Learn how to calculate churn rate percentage with a simple formula, examples, and quick tips for subscriptions, customers, and recurring revenue reporting.

Churn rate tells you what percentage of customers, users, or subscribers you lost during a specific period. It is one of the most useful retention metrics for SaaS, subscriptions, and recurring revenue businesses.

Churn rate formula

Churn rate = (Customers lost during period / Customers at start of period) × 100

You can use the same structure for subscribers, members, or active accounts, as long as you keep the period consistent.

Example 1: customer churn rate

A company starts the month with 500 customers and loses 25 before the month ends.

  1. Customers lost = 25
  2. Starting customers = 500
  3. 25 / 500 = 0.05
  4. 0.05 × 100 = 5%

The monthly churn rate is 5%.

Example 2: subscriber churn rate

A newsletter has 2,000 subscribers on April 1 and 60 unsubscribe during April.

  1. Subscribers lost = 60
  2. Starting subscribers = 2,000
  3. 60 / 2000 = 0.03
  4. 0.03 × 100 = 3%

The churn rate is 3%.

Churn rate vs retention rate

Churn and retention are closely related, but they are not the same metric. If your churn rate is 5% for the period, your retention rate for the same group is usually 95%.

For the flip side of this metric, see How to Calculate Retention Rate Percentage.

How to calculate it fast

If you already know how many customers you lost and how many you started with, this is just a standard percentage problem: what percent is one number of another?

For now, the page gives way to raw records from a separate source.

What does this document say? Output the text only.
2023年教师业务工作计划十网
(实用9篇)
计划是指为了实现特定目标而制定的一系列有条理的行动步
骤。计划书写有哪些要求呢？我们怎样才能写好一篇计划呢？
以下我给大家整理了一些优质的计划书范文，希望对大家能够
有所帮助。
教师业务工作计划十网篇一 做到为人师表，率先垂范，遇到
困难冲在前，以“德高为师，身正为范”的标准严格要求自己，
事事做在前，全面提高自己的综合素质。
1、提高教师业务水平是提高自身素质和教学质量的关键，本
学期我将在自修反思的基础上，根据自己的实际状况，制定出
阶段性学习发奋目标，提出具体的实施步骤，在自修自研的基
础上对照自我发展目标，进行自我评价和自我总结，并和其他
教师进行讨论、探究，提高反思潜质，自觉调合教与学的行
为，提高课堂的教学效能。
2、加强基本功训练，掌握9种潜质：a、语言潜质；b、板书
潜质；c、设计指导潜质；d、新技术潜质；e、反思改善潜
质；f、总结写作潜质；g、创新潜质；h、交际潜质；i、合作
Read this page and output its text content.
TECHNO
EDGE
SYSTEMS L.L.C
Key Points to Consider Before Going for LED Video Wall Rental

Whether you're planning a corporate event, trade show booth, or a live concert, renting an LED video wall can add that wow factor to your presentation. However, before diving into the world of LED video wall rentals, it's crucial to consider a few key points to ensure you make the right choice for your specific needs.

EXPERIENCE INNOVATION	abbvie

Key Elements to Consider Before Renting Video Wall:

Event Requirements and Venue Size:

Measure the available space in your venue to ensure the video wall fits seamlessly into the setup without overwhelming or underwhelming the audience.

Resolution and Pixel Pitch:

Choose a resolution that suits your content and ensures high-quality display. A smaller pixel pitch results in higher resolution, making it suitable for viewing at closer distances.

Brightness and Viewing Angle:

You can use our percentage calculator for the quick result, or read What Percentage Is X of Y? for the underlying method.

Common mistakes

  • Using the ending customer count instead of the starting count.
  • Mixing new customers into the base when measuring churn.
  • Comparing churn rates across different time periods without labeling them clearly.

FAQ

What is a good churn rate?

It depends on the business model, pricing, and market. Lower churn is generally better, but the right benchmark varies a lot by industry.

Can churn rate be higher than 100%?

No. If you calculate it against the starting customer base for the same period, churn rate cannot exceed 100%.